I was aware that this was Rawls’s view, but it’s really something to see him say it. I agree with Rawls here about the meaningfulness of the separate cultural forms contained within the various European nation states. But it strikes me as woefully blinkered to see an open European market as primarly in the interests of, yes, bankers!
Although Rawls’s philosophy is at bottom based in the possiblity of cooperation, I don’t think he ever became reconciled to the idea that the political structure of the nation state never was, and never will be, the ultimate framework for cooperation. Free and equal people with diverse ends have reason to cooperate because cooperation advances each party’s ends. But the people with whom there are possible (morally good) gains from cooperation will never inhabit a single nation state with a single structure of institution. The ultimate institutions of cooperation are broader than states, and policies that decrease the barriers to cooperation set in place by states, such as policies creating a common market over a region of several states, strikes me as a straightforward moral advance. There simply is no liberal justification for prohbiting two people standing on opposite sides of a line from cooperating. Say that liberalism is impossible. Or say, trying not to sound too surreal, that only nationalist social democracy can achieve the goals of liberalism. But don’t say that liberalism says that two free and equal people standing on opposite sides of a line are not free to make each other’s lives better.
The source of so much of Rawls’s trouble is that he insists on putting his second principle of justice first, even though he knows that it is second for a reason. When you fetishize the second principle, it become hard to see how justice is possible without a single basic structure that contains all the parties to cooperation, and which ensures that the surplus of cooperation is distributed according the criterion of the second principle.
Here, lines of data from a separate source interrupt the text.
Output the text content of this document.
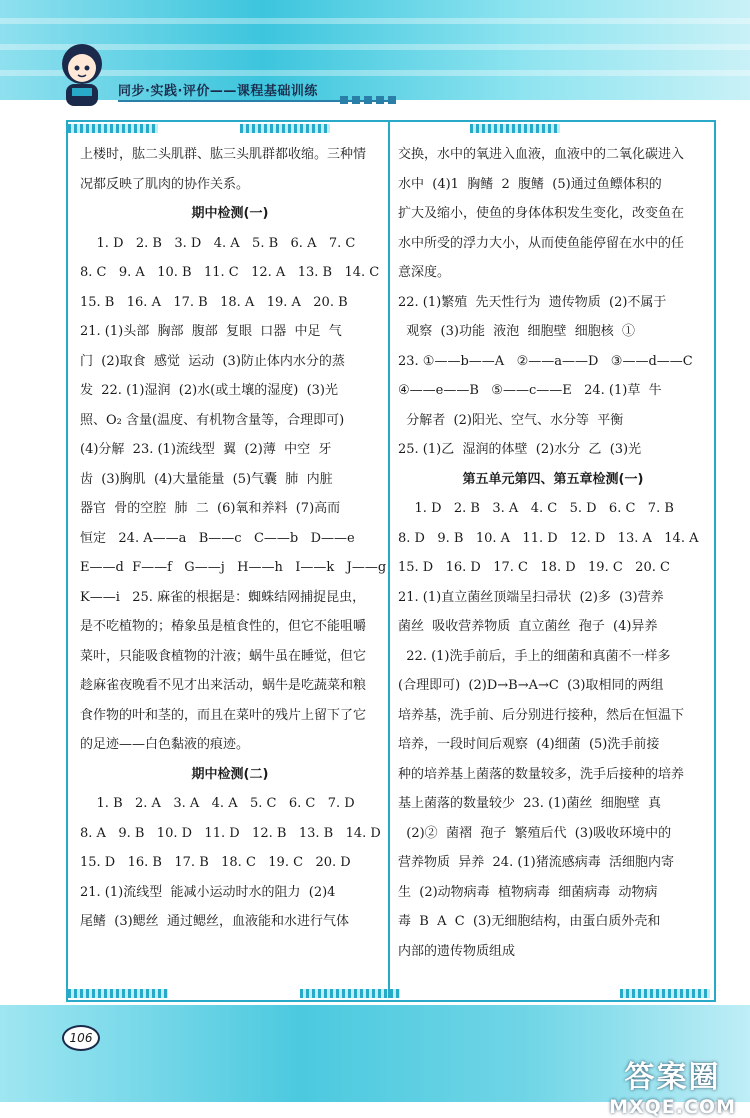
同步·实践·评价——课程基础训练

上楼时，肱二头肌群、肱三头肌群都收缩。三种情

况都反映了肌肉的协作关系。

期中检测(一)

1. D   2. B   3. D   4. A   5. B   6. A   7. C

8. C   9. A   10. B   11. C   12. A   13. B   14. C

15. B   16. A   17. B   18. A   19. A   20. B

21. (1)头部  胸部  腹部  复眼  口器  中足  气

门  (2)取食  感觉  运动  (3)防止体内水分的蒸

发  22. (1)湿润  (2)水(或土壤的湿度)  (3)光

照、O₂ 含量(温度、有机物含量等，合理即可)

(4)分解  23. (1)流线型  翼  (2)薄  中空  牙

齿  (3)胸肌  (4)大量能量  (5)气囊  肺  内脏

器官  骨的空腔  肺  二  (6)氧和养料  (7)高而

恒定   24. A——a   B——c   C——b   D——e

E——d  F——f   G——j   H——h   I——k   J——g

K——i   25. 麻雀的根据是：蜘蛛结网捕捉昆虫，

是不吃植物的；椿象虽是植食性的，但它不能咀嚼

菜叶，只能吸食植物的汁液；蜗牛虽在睡觉，但它

趁麻雀夜晚看不见才出来活动，蜗牛是吃蔬菜和粮

食作物的叶和茎的，而且在菜叶的残片上留下了它

的足迹——白色黏液的痕迹。

期中检测(二)

1. B   2. A   3. A   4. A   5. C   6. C   7. D

8. A   9. B   10. D   11. D   12. B   13. B   14. D

15. D   16. B   17. B   18. C   19. C   20. D

21. (1)流线型  能减小运动时水的阻力  (2)4

尾鳍  (3)鳃丝  通过鳃丝，血液能和水进行气体

交换，水中的氧进入血液，血液中的二氧化碳进入

水中  (4)1  胸鳍  2  腹鳍  (5)通过鱼鳔体积的

扩大及缩小，使鱼的身体体积发生变化，改变鱼在

水中所受的浮力大小，从而使鱼能停留在水中的任

意深度。

22. (1)繁殖  先天性行为  遗传物质  (2)不属于

观察  (3)功能  液泡  细胞壁  细胞核  ①

23. ①——b——A   ②——a——D   ③——d——C

④——e——B   ⑤——c——E   24. (1)草  牛

分解者  (2)阳光、空气、水分等  平衡

25. (1)乙  湿润的体壁  (2)水分  乙  (3)光

第五单元第四、第五章检测(一)

1. D   2. B   3. A   4. C   5. D   6. C   7. B

8. D   9. B   10. A   11. D   12. D   13. A   14. A

15. D   16. D   17. C   18. D   19. C   20. C

21. (1)直立菌丝顶端呈扫帚状  (2)多  (3)营养

菌丝  吸收营养物质  直立菌丝  孢子  (4)异养

22. (1)洗手前后，手上的细菌和真菌不一样多

(合理即可)  (2)D→B→A→C  (3)取相同的两组

培养基，洗手前、后分别进行接种，然后在恒温下

培养，一段时间后观察  (4)细菌  (5)洗手前接

种的培养基上菌落的数量较多，洗手后接种的培养

基上菌落的数量较少  23. (1)菌丝  细胞壁  真

(2)②  菌褶  孢子  繁殖后代  (3)吸收环境中的

营养物质  异养  24. (1)猪流感病毒  活细胞内寄

生  (2)动物病毒  植物病毒  细菌病毒  动物病

毒  B  A  C  (3)无细胞结构，由蛋白质外壳和

内部的遗传物质组成

106
答案圈
MXQE.COM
But once you acknowledge that cooperation across state borders is just a fact of the world, generated by our moral nature, akin to the fact of pluralism, you have to accept that a minimally adequate theory of justice requires us to understand the interaction of state institutions, and the ways in which they facilitate and hamper cooperation across their borders are subjects of justice. Well-ordered cooperative endeavors for mutual advantage do not stop at political lines.
And this is annoying to the second principle-firsters, for there is no common jurisdiction, or common set of political institutions, in cases of international cooperative that can determine the distribution of the surplus in a principled way. But the fact of international cooperation is a fact—a morally good fact—and if your ostensibly liberal theory of justice has a hard time accomodating it—if your theory really requires a closed society assumption in order to work—then it is not really a liberal theory at all. Is it?
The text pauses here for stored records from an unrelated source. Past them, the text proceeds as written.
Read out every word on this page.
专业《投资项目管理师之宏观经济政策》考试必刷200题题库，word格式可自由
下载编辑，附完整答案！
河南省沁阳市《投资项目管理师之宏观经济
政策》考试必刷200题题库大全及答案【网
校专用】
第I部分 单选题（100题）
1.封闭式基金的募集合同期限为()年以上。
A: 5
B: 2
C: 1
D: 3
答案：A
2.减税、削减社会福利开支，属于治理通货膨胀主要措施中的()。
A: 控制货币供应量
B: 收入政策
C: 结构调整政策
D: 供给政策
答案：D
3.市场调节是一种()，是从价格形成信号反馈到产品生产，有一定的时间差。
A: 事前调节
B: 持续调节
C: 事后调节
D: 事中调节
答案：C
Rawls’s last point about “meaningless consumerism” is fascinating, in a puzzling way. What is the point? Americans are interested in distribution only in a trickle down way, and so Americans have, what? too much stuff?
Of course, I’ve never understood the beef against “trickle down” other than that it is sort of a bad metaphor. The idea is that people who most boost productivity, or reduce the costs of cooperation, can rarely internalize even a small fraction of the benefits they have generated, and so they make everyone else wealthier as a side-effect, whether or not they intended to (or intended not to). A basic structure that contains the incentives for people to undertake activities that produce huge positive external effects is, well, likely to be pretty much mandatory from the perspective of the second principle. You’d think.
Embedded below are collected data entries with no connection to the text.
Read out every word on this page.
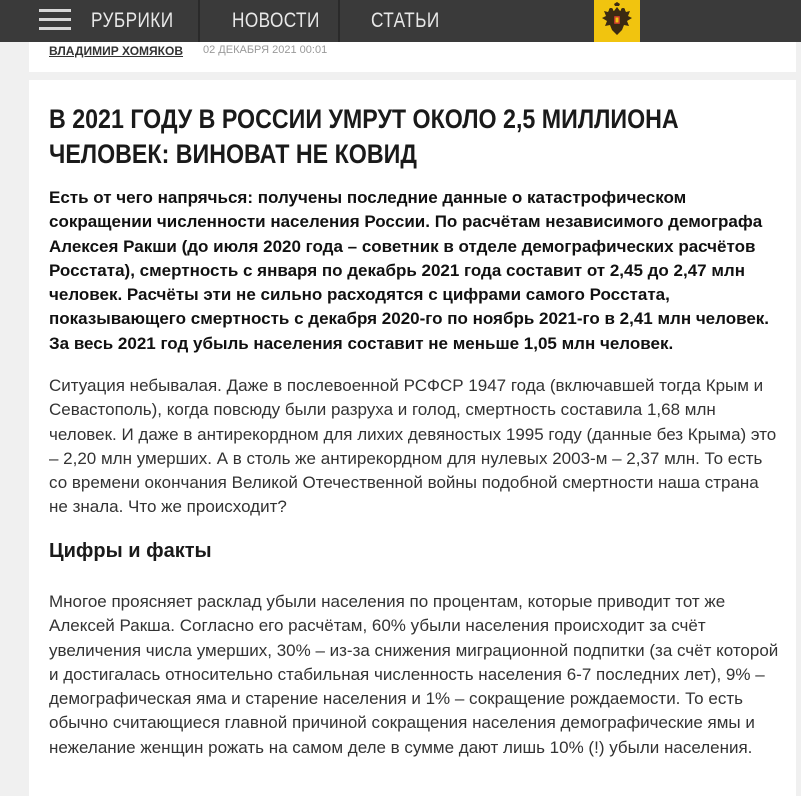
РУБРИКИ	НОВОСТИ СТАТЬИ
ВЛАДИМИР ХОМЯКОВ 02 ДЕКАБРЯ 2021 00:01
В 2021 ГОДУ В РОССИИ УМРУТ ОКОЛО 2,5 МИЛЛИОНА ЧЕЛОВЕК: ВИНОВАТ НЕ КОВИД

Есть от чего напрячься: получены последние данные о катастрофическом сокращении численности населения России. По расчётам независимого демографа Алексея Ракши (до июля 2020 года – советник в отделе демографических расчётов Росстата), смертность с января по декабрь 2021 года составит от 2,45 до 2,47 млн человек. Расчёты эти не сильно расходятся с цифрами самого Росстата, показывающего смертность с декабря 2020-го по ноябрь 2021-го в 2,41 млн человек. За весь 2021 год убыль населения составит не меньше 1,05 млн человек.

Ситуация небывалая. Даже в послевоенной РСФСР 1947 года (включавшей тогда Крым и Севастополь), когда повсюду были разруха и голод, смертность составила 1,68 млн человек. И даже в антирекордном для лихих девяностых 1995 году (данные без Крыма) это – 2,20 млн умерших. А в столь же антирекордном для нулевых 2003-м – 2,37 млн. То есть со времени окончания Великой Отечественной войны подобной смертности наша страна не знала. Что же происходит?

Цифры и факты

Многое проясняет расклад убыли населения по процентам, которые приводит тот же Алексей Ракша. Согласно его расчётам, 60% убыли населения происходит за счёт увеличения числа умерших, 30% – из-за снижения миграционной подпитки (за счёт которой и достигалась относительно стабильная численность населения 6-7 последних лет), 9% – демографическая яма и старение населения и 1% – сокращение рождаемости. То есть обычно считающиеся главной причиной сокращения населения демографические ямы и нежелание женщин рожать на самом деле в сумме дают лишь 10% (!) убыли населения.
My guess about what is going on here is that Rawls ‘s idea of basic structure includes, in addition to some distribution by coercive state reallocation, things like regulations on marketing and advertising and heavy restrictions on political speech pertaining to campaigns, etc., and he thinks that these things, in addition to positively affecting the ultimate distribution of primary goods, would have a salutary effect on the preferences of citizens and the character civil society. I think much of this is just contemporary academic liberal faith, what passes for wisdom in places like Cambridge. However, it is exceedingly difficult to see how this kind of thing even passes the sniff-test of neutrality with regard to the variety of reasonable comprehensive conceptions. And there we have the ever-fertile Paradox of Rawls. He gives us a powerful set of intellectual instruments with which to test the worthiness of our institutions, and then offers up institutions that fail his own tests.